Re: RAM speed and engine strength
Posted: Thu May 04, 2017 4:35 am
It makes perfect sense to me.Milos wrote:That doesn't make much sense.Zenmastur wrote:On a large TT TLB misses are VERY expensive. IIRC they actual can be the limiting factor on nps. I don't remember the exact figures but I think a TLB miss can cost 600+ cycles. When using a large TT most TT probes will produce a TLB miss. Even at 10,000,000 nps this causes problems an becomes a limiting factor to node processing.mjlef wrote:... Where a CPU can do an instruction in a clock cycle or two involving on chip operations (so a couple of billion operations a second), external access, especially access from another NUMA node can take 100 clock cycles or more, depending on the hardware.
I get about 5% increase in NPS by going from 2133 to 2666 or 2800. But these figures will vary depending on how well your system is tuned and what the latency of the ram is. In some cases it's actually better to run a lower clock frequency on the ram if this allows the ram to be run at lower latencies.
They do cost the same for the most part. There is a difference in the look up if you get a hit that the full decode isn't stored. But on a miss they all take a huge number of clock cycles. The problems comes when you have multiple outstanding TLB misses that need to be translated. Older Intel cpu's (Sandy-bridge, Ivy-Bridge, Haswell) have one page miss handler per core (not 100% sure on this being per core, so I'll have to look it up). The misses get put in a cue to be serviced. If you have a lot of TLB misses this can cause the wait time to grow quite large. Can you 1600+ clocks, sure you can! Additionally the page table resides in memory, which means each translation must access main memory multiple times. If the memory bus is heavily loaded get ready to wait even longer because these are cued as well.Milos wrote:TLB misses should cost roughly the same in terms of latency no matter the size of TT.
Oh really???Milos wrote: Most of TT probes can never be TLB misses.
The fact is, any time the page count for the TT exceeds the TLB size there will be misses.
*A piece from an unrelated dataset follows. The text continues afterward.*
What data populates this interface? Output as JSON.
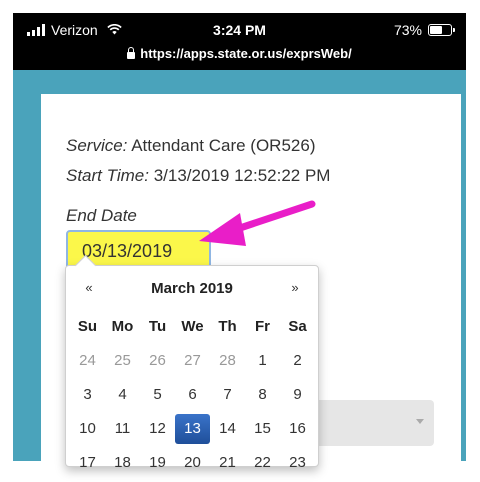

A 16 Gb TT has a total of 2^22 4k pages. A Haswell CPU has a TLB of 1024 entries. This number assumes 4k pages as the number of entries decreases as page size is increased. TT probes access pages in a pseudo-random manner. This means that on average the referenced page will only be in the TLB about 1/(2^22/2^10)= 0.0244% of the time. The other 99.976 % of the time a TLB miss will occur. So I have absolutely no idea why you think “Most TT probes can never be a TLB miss”!
Because each TLB miss generates multiple main memory accesses. Therefore the speed and latency of main memory coupled with the % of main memory bus loading become the limiting factors to page miss handling.Milos wrote: And why would TLB miss probability or latency depend on RAM frequency?
Milos wrote: I also doubt you could gain much by running RAM on lower frequency. Usually total latency is pretty much constant for quite some range of frequencies.
“IF” you you have the right motherboard (and I do) you can adjust the main memory frequency and individual timing parameters as you see fit. Of course your memory has to be capable of actually run reliably at the speeds and latencies selected.
You can trust me on this one: The difference between running DDR 2133 at 15-15-15-35 and running DDR4 3600 at 15-15-15-35 is a big deal. You have less than 60% of the latency and over 168% the available bandwidth when using the faster memory. Of course this will make little difference if you application is neither latency bound or bandwidth bound. For chess I would say the latency is more important than bandwidth by a moderately large margin. i.e. something like 60/40, but this depends on how fast the CPU is, with very fast CPU's bandwidth becomes somewhat more import.
Milos wrote:Wiki quotes 10-100 cycles for TLB miss.
I don't know who wrote that on wiki or when it was written. It may have been true when it was written, but this has changed over time due to the huge gains in CPU clock rates while only modest increases in memory clock rates have occurred.
As I noted earlier, as page size increase so does the entry size in the TLB. This yields fewer large pages entries in the TLB and even fewer huge pages entries. So while large and huge pages do help, they don't help as much as you might think. In fact, I have read several research papers that claim for general purposes large and huge pages can actually hurt performance.Milos wrote: And if you use large or huge pages there won't be many misses. So even if you have 20% misses and like 1 clk cycle of TLB hit and 30 clk cycles for TLB miss that would produce 6 additional cpu cycles on average per each node evaluated.
But, I should note here that different CPU's have different spec's and behave differently under various loads. e.g. Intel's Lake series CPU's have a 1.5k TLB and a second page miss handler, so under very heavy load they will perform differently than older Intel CPU's as will various AMD CPU's. i.e. this is very CPU dependent.